Von Felix Morley

Washington, im Oktober

Je näher das Treffen der Außenminister der großen Vier in Genf heranrückt, desto geringer wird leider die Wahrscheinlichkeit, daß Außenminister Dulles imstande sein werde, einen konstruktiven Beitrag zu leisten. Sollte die Konferenz überhaupt für die deutsche Wiedervereinigung einen Fortschritt bringen, so wird der Anstoß dazu kaum von den Vereinigten Staaten ausgehen.
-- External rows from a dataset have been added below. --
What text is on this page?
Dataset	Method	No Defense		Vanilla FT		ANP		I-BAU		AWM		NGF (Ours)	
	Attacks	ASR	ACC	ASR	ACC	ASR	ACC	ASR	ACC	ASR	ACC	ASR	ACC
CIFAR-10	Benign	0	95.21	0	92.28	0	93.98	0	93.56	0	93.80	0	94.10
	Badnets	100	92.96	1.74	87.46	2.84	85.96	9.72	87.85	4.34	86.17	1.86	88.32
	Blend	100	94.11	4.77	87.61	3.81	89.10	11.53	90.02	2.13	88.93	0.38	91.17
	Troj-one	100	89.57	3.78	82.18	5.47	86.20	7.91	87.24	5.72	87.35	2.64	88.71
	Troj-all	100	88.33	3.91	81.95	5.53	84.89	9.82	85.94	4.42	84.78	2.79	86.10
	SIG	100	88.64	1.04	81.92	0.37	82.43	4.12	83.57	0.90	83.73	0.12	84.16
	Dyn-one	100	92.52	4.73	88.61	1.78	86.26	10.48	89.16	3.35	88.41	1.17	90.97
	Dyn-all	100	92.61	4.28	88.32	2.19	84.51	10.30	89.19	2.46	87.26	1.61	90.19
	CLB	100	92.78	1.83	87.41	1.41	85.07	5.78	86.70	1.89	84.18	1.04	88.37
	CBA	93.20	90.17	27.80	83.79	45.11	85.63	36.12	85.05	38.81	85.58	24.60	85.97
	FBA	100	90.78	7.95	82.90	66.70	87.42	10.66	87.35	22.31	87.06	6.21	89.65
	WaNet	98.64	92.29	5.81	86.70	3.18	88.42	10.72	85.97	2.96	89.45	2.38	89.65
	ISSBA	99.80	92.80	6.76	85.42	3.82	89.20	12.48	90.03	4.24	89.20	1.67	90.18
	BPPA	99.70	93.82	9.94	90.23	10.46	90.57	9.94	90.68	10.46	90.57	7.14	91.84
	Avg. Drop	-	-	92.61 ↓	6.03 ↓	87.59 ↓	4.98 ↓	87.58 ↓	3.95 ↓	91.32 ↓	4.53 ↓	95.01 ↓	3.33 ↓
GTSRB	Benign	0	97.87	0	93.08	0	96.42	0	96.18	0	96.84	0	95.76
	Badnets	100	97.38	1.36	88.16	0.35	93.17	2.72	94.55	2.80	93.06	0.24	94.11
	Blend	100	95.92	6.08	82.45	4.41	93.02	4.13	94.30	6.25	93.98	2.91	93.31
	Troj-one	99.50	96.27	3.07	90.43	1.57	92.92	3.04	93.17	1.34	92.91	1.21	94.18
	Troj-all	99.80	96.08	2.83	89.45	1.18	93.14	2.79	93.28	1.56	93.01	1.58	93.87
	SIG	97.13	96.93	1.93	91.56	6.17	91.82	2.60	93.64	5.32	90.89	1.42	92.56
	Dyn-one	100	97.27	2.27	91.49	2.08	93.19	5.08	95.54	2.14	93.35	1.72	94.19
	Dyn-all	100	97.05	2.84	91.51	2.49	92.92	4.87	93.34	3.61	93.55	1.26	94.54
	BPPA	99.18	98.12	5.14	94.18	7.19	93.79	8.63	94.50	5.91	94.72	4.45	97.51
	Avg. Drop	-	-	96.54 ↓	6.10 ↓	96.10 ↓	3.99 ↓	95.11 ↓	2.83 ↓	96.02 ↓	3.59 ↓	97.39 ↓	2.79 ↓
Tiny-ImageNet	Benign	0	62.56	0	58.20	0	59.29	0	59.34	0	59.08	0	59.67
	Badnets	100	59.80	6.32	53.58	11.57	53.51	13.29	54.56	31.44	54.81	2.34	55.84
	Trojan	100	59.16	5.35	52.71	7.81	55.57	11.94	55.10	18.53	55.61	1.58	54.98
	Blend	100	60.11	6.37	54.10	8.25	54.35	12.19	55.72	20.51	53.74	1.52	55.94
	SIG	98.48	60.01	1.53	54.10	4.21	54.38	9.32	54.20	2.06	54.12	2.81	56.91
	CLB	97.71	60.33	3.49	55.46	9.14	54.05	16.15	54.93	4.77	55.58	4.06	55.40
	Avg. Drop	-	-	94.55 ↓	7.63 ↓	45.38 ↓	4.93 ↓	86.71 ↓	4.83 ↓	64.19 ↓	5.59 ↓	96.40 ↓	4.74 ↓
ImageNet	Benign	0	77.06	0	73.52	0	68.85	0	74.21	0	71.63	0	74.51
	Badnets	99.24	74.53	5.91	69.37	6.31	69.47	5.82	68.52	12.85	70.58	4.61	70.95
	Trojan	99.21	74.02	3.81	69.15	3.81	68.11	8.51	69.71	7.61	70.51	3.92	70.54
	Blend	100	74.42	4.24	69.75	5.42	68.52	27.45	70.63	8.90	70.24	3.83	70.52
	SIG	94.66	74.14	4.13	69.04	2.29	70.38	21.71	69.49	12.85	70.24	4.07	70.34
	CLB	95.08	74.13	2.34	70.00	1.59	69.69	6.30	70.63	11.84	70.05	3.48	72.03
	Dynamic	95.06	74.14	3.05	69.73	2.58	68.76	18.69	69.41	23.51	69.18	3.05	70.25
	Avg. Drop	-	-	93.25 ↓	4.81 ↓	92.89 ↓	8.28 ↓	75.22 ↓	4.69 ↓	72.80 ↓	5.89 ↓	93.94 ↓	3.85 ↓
Es hat. Zeiten gegeben, in denen Amerikas Außenpolitik unter einer Regierung, die sich innenpolitisch festlief – wie etwa in den letzten beiden Jahren der Präsidentschaft Hoovers (1931 bis 1932) – klar umrissen und stark gewesen ist. Umgekehrt war sie oft schwankend, wenn der Präsident die Zügel zu Hause sicher in der Hand hielt, wie etwa Truman in den ersten Jahren nach dem Kriege. Heute aber ist die Entwicklung in Amerika sowohl innen- wie außenpolitisch überaus ungewiß. Am Vorabend von Genf gleicht diese große Nation einem stolpernden Riesen, dem plötzlich beide Arme zugleich gefesselt wurden.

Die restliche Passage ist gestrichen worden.